Damas est l’une des plus anciennes cités du monde qui existait déjà du temps d’Abraham. Elle est située à plus de 200 km de Jérusalem et une communauté juive très importante s’y était établie. Capitale de la province romaine de Syrie, c’était une ville importante d’environ 30 000 habitants. La mention de Damas montre que le christianisme se développe à une très grande vitesse, et cela, malgré les persécutions. Luc ne nous dit pas comment la Bonne Nouvelle de Jésus avait atteint Damas.
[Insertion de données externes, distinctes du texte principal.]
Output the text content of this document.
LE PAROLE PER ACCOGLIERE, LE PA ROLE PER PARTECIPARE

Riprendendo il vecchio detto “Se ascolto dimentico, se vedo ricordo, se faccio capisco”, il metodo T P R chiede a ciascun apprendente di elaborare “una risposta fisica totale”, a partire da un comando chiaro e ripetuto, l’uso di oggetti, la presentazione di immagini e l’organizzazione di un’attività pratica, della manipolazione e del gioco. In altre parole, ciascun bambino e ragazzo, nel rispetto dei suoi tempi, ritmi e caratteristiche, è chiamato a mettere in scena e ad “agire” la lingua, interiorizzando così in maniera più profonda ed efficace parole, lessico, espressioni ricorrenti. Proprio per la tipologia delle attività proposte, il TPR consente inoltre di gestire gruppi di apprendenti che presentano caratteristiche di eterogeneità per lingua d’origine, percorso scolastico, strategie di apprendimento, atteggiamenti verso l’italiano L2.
Il se peut que des Juifs de cette ville, s’étant rendus à Jérusalem pour la fête de la Pentecôte, étaient devenus croyants en écoutant la prédication de Pierre. Ou alors des chrétiens qui avaient fui les persécutions de Jérusalem s’étaient réfugiés à Damas.

Versets 3-6

Je continue.

Saul se dirigeait donc vers Damas et approchait déjà de cette ville quand, soudain, il fut environné d’une lumière éclatante qui venait du ciel. Il tomba à terre et entendit une voix qui lui disait : — Saul, Saul, pourquoi me persécutes-tu ? — Qui es-tu Seigneur ? demanda-t-il. La voix reprit : — Je suis, moi, Jésus, que tu persécutes. Mais relève-toi, entre dans la ville, et là on te dira ce que tu dois faire (Actes 9.3-6).

Il fallait 6 ou 7 journées à pied ou à dos d’âne pour faire ce voyage. Alors qu’il est en vue de la ville, le couteau entre les dents, Saul est soudainement entouré par une lumière éclatante qui est la gloire rayonnante du Christ ressuscité telle qu’elle est apparue aux apôtres au moment de la transfiguration. Plus tard, Paul dira qu’il a vu le Seigneur et assoira son autorité apostolique sur cette vision (1 Corinthiens 9.1; 15.8). Saul de Tarse est tout abasourdi par ce qui lui arrive ; grand docteur de théologie et brillant érudit, il sait qu’il est devant un être surnaturel mais ne se doute pas qu’il s’agit du Christ avant que celui-ci ne se révèle et lui dise littéralement : « Moi je suis Jésus que toi tu persécutes ». Ça a dû lui faire froid dans le dos. Jésus a décidé d’intervenir en personne pour arrêter la folie furieuse de Saul en lui faisant mordre la poussière. En voulant détruire l’Église, Saul s’est attaqué au Seigneur lui-même, tant le lien entre les deux est étroit. Les coups portés aux disciples de Jésus sur terre sont ressentis par lui dans les cieux. Plusieurs idéologies ont essayé de faire disparaître le christianisme ; à ma connaissance, elles ont fini dans les oubliettes de l’histoire.